Bei einem normalen Stern in der Mitte seines Lebens halten sich Strahlungsdruck und Schwerkraft die Waage. Erstere treibt den Stern auseinander, letztere will ihn kollabieren lassen.

Am Anfang wird noch Wasserstoff zu Helium umgesetzt, aber je mehr der Stern diesen verbraucht, desto weniger Energie liefert die Fusion - der Strahlungsdruck nimmt ab, und die Schwerkraft zieht den Stern übrigens, bis sich ein neues Gleichgewicht beider Kräfte eingestellt hat, denn mit zunehmender Kompression verbrennt der Stern heißer.

Wenn die Fusion Eisen erreicht, ist das nur noch totes Gewicht. Es vergiftet nicht, aber trägt nichts bei und zeigt an, dass der Fusionsbrennstoff ausgeht. Wenn dann irgendwann der Stern einen kritischen Punkt erreicht hat, der auch von seiner Größe abhängt, folgt der Gravitationskollaps, die Schwerkraft des Sterns verdichtet diesen blitzschnell in sich selbst. Je nachdem, wie groß der Stern war, bildet sich ein weißer Zwerg, ein Neutronenstern oder, wenn die Schwerkraft den Kern kleiner als dessen Schwarzschildradius quetscht, ein schwarzes Loch.

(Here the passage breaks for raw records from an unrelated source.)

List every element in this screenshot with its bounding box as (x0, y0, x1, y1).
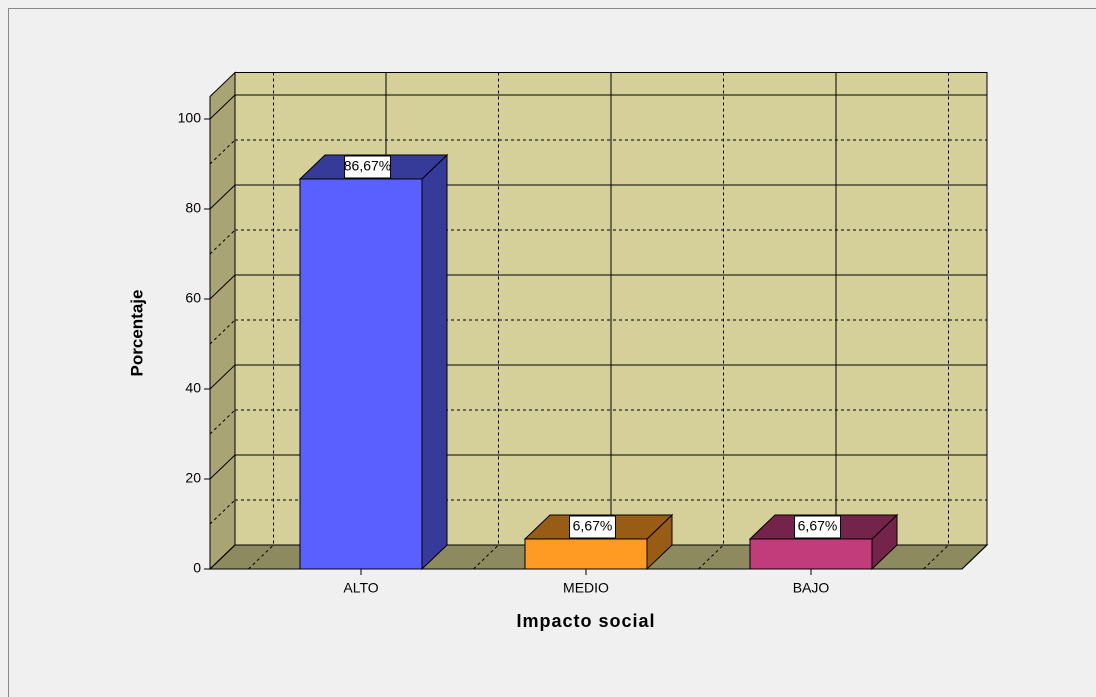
y-tick-label: 40 (185, 380, 201, 396)
y-tick-label: 0 (193, 560, 201, 576)
value-label: 6,67% (573, 518, 613, 534)
grid-line (209, 274, 236, 300)
bar (299, 178, 423, 570)
value-label-box (344, 155, 391, 179)
bar (749, 538, 873, 570)
x-axis-title: Impacto social (516, 611, 655, 631)
y-tick-label: 20 (185, 470, 201, 486)
x-tick-label: MEDIO (563, 580, 609, 596)
y-axis-title: Porcentaje (127, 290, 146, 377)
y-tick-label: 60 (185, 290, 201, 306)
x-tick-label: BAJO (793, 580, 830, 596)
grid-line (209, 94, 236, 120)
grid-line (209, 454, 236, 480)
left-wall (209, 71, 236, 571)
grid-line (209, 364, 236, 390)
value-label-box (569, 515, 616, 539)
bar (524, 538, 648, 570)
grid-line (209, 184, 236, 210)
value-label: 6,67% (798, 518, 838, 534)
y-tick-label: 100 (178, 110, 202, 126)
bar-side (421, 153, 448, 571)
value-label-box (794, 515, 841, 539)
x-tick-label: ALTO (343, 580, 378, 596)
value-label: 86,67% (344, 158, 391, 174)
y-tick-label: 80 (185, 200, 201, 216)
floor-edge (961, 544, 988, 570)
grid-line (209, 544, 236, 570)
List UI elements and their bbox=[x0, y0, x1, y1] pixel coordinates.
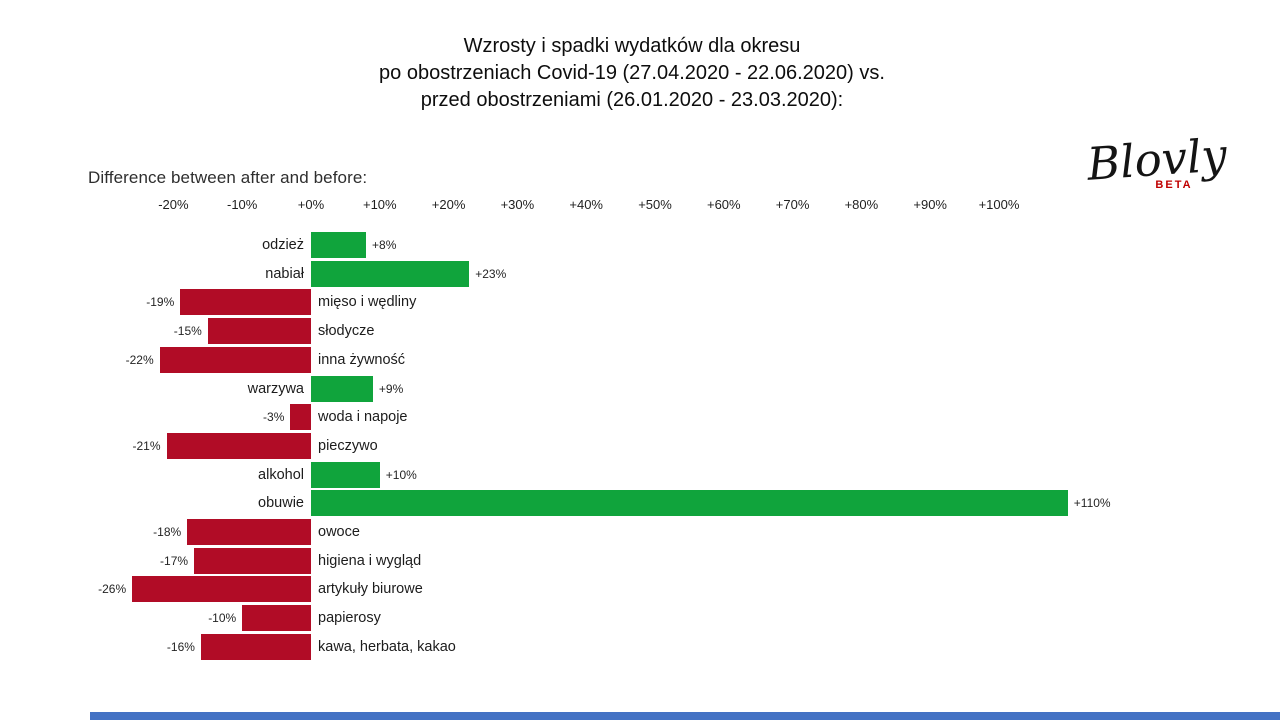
bar bbox=[132, 576, 311, 602]
bar bbox=[187, 519, 311, 545]
x-tick-label: +70% bbox=[775, 197, 810, 212]
bar-value-label: +10% bbox=[385, 468, 417, 482]
bar-value-label: -17% bbox=[160, 554, 189, 568]
bar-value-label: -22% bbox=[125, 353, 154, 367]
bar-value-label: -19% bbox=[146, 295, 175, 309]
bar-category-label: słodycze bbox=[318, 323, 375, 339]
bar-category-label: kawa, herbata, kakao bbox=[318, 639, 456, 655]
x-tick-label: +10% bbox=[362, 197, 397, 212]
bar bbox=[242, 605, 311, 631]
bar-value-label: -18% bbox=[153, 525, 182, 539]
bar-category-label: obuwie bbox=[258, 495, 304, 511]
bar bbox=[311, 376, 373, 402]
bar-category-label: artykuły biurowe bbox=[318, 581, 423, 597]
x-tick-label: -20% bbox=[158, 197, 189, 212]
x-tick-label: +20% bbox=[431, 197, 466, 212]
bar-category-label: nabiał bbox=[265, 266, 304, 282]
beta-badge: BETA bbox=[1155, 179, 1193, 191]
bar-value-label: -10% bbox=[208, 611, 237, 625]
x-tick-label: +90% bbox=[913, 197, 947, 212]
bar bbox=[311, 261, 470, 287]
bar-value-label: -15% bbox=[173, 324, 202, 338]
bar-value-label: -21% bbox=[132, 439, 161, 453]
slide-footer-accent-bar bbox=[90, 712, 1280, 720]
x-tick-label: -10% bbox=[227, 197, 258, 212]
bar-category-label: inna żywność bbox=[318, 352, 406, 368]
bar-value-label: +8% bbox=[372, 238, 397, 252]
bar bbox=[207, 318, 311, 344]
bar-category-label: owoce bbox=[318, 524, 360, 540]
bar-category-label: pieczywo bbox=[318, 438, 378, 454]
x-tick-label: +50% bbox=[638, 197, 672, 212]
blovly-logo: Blovly BETA bbox=[1072, 128, 1242, 191]
x-tick-label: +80% bbox=[844, 197, 879, 212]
bar-category-label: warzywa bbox=[247, 381, 304, 397]
bar bbox=[200, 634, 311, 660]
bar-value-label: +9% bbox=[378, 382, 404, 396]
bar bbox=[311, 462, 380, 488]
bar-value-label: -3% bbox=[263, 410, 285, 424]
bar-category-label: mięso i wędliny bbox=[318, 294, 417, 310]
x-tick-label: +30% bbox=[500, 197, 535, 212]
bar-value-label: +110% bbox=[1073, 496, 1111, 510]
bar-value-label: -16% bbox=[166, 640, 195, 654]
chart-title-line2: po obostrzeniach Covid-19 (27.04.2020 - … bbox=[379, 62, 885, 84]
bar-category-label: papierosy bbox=[318, 610, 381, 626]
x-tick-label: +100% bbox=[978, 197, 1020, 212]
axis-caption: Difference between after and before: bbox=[88, 168, 368, 187]
bar bbox=[311, 232, 367, 258]
bar-value-label: -26% bbox=[98, 582, 127, 596]
bar bbox=[311, 490, 1068, 516]
x-tick-label: +0% bbox=[297, 197, 325, 212]
bar-category-label: higiena i wygląd bbox=[318, 553, 422, 569]
bar bbox=[290, 404, 311, 430]
bar-category-label: woda i napoje bbox=[318, 409, 408, 425]
x-tick-label: +40% bbox=[569, 197, 603, 212]
bar bbox=[194, 548, 311, 574]
bar-category-label: alkohol bbox=[258, 467, 304, 483]
bar bbox=[166, 433, 311, 459]
bar-category-label: odzież bbox=[262, 237, 304, 253]
x-tick-label: +60% bbox=[706, 197, 741, 212]
bar bbox=[180, 289, 311, 315]
bar bbox=[159, 347, 311, 373]
chart-title: Wzrosty i spadki wydatków dla okresu po … bbox=[0, 33, 1264, 114]
chart-title-line1: Wzrosty i spadki wydatków dla okresu bbox=[463, 35, 801, 57]
bar-value-label: +23% bbox=[475, 267, 507, 281]
chart-title-line3: przed obostrzeniami (26.01.2020 - 23.03.… bbox=[420, 89, 844, 111]
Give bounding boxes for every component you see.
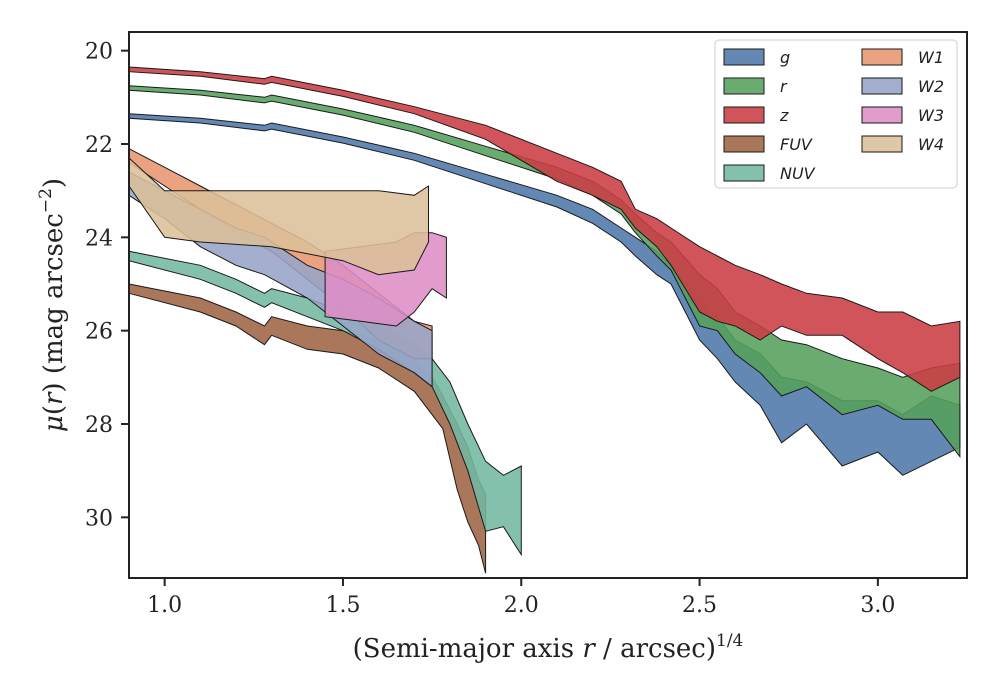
legend-swatch-W3: [861, 106, 903, 124]
x-tick-label: 2.0: [504, 593, 539, 618]
legend-label-FUV: FUV: [780, 135, 813, 154]
x-tick-label: 3.0: [860, 593, 895, 618]
legend: grz FUV NUV W1 W2 W3 W4: [714, 39, 958, 189]
legend-swatch-FUV: [723, 135, 765, 153]
legend-swatch-z: [723, 106, 765, 124]
legend-swatch-W4: [861, 135, 903, 153]
legend-label-g: g: [780, 48, 790, 67]
legend-swatch-W2: [861, 77, 903, 95]
band-W4: [128, 156, 429, 276]
plot-frame: [128, 31, 968, 579]
x-tick-label: 1.0: [147, 593, 182, 618]
legend-label-W3: W3: [918, 106, 944, 125]
legend-label-W4: W4: [918, 135, 944, 154]
legend-label-W1: W1: [918, 48, 944, 67]
y-tick-label: 28: [85, 413, 113, 438]
legend-label-z: z: [779, 106, 789, 125]
legend-swatch-r: [723, 77, 765, 95]
ticks-layer: 1.0 1.5 2.0 2.5 3.0 20 22 24 26 28 30: [85, 40, 895, 618]
legend-label-NUV: NUV: [780, 164, 816, 183]
legend-label-r: r: [780, 77, 788, 96]
legend-swatch-NUV: [723, 164, 765, 182]
legend-label-W2: W2: [918, 77, 944, 96]
x-tick-label: 2.5: [682, 593, 717, 618]
x-axis-label: (Semi-major axis r / arcsec)1/4: [353, 631, 744, 664]
legend-swatch-g: [723, 48, 765, 66]
y-tick-label: 30: [85, 506, 113, 531]
band-z: [128, 66, 961, 392]
y-tick-label: 24: [85, 226, 113, 251]
y-tick-label: 22: [85, 133, 113, 158]
y-tick-label: 20: [85, 40, 113, 65]
y-tick-label: 26: [85, 320, 113, 345]
y-axis-label: μ(r) (mag arcsec−2): [36, 178, 69, 432]
legend-swatch-W1: [861, 48, 903, 66]
bands-layer: [128, 66, 961, 574]
x-tick-label: 1.5: [325, 593, 360, 618]
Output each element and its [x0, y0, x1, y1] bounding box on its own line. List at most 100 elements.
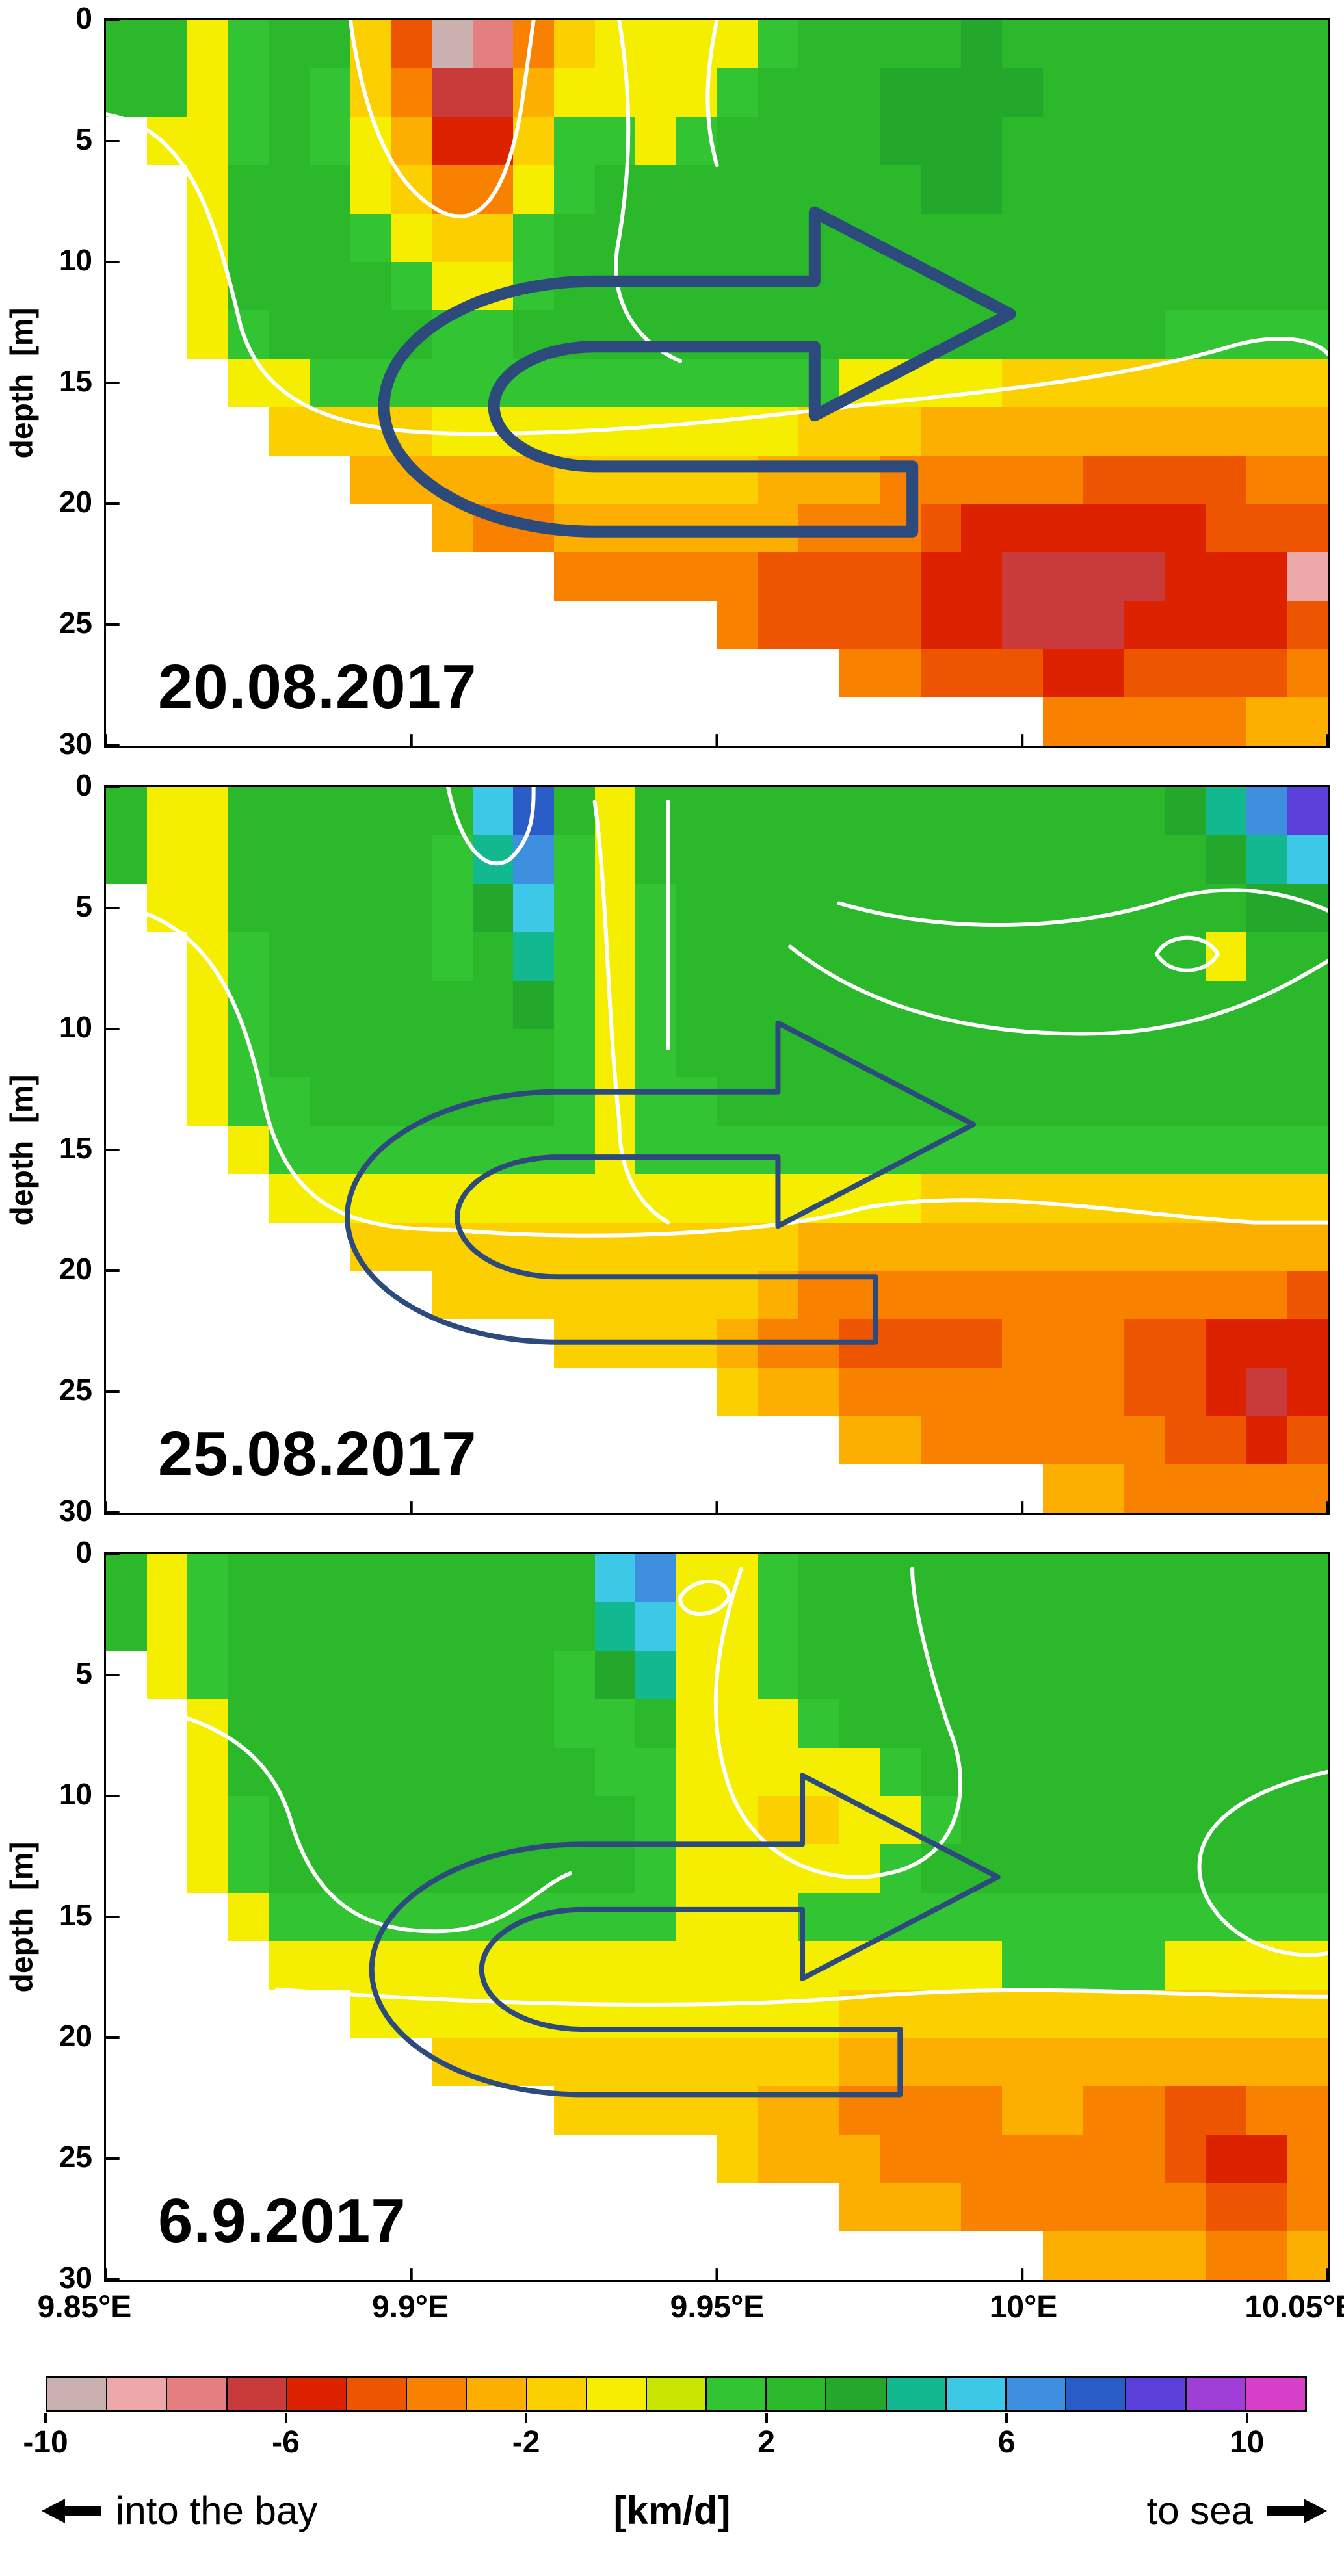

Die Entfernung von fernen Sternen misst man übrigens unter anderem so: Man beobachtet den Fixstern zum 1. Januar und zum 1. Juli, also wenn sich die beiden Punkte der Erdumlaufbahn weit auseinander befinden, und beobachtet dann die Verschiebung des Sterns. Diesen Winkel nennt man die Parallaxe. Man stelle sich vor, man fahre in einem Auto und betrachte einen weit entfernten Baum. Zwei Mal beobachtet man den Baum aus dem Auto heraus - unter der Entfernung der Beobachtungspunkte wird sich der Winkel zum Beobachter leicht verändert haben. Wenn man die Entfernung der Beobachtungspunkte kennt, sowie den Winkel, ist es einfache Trigonometrie, die Entfernung zum Baum zu errechnen.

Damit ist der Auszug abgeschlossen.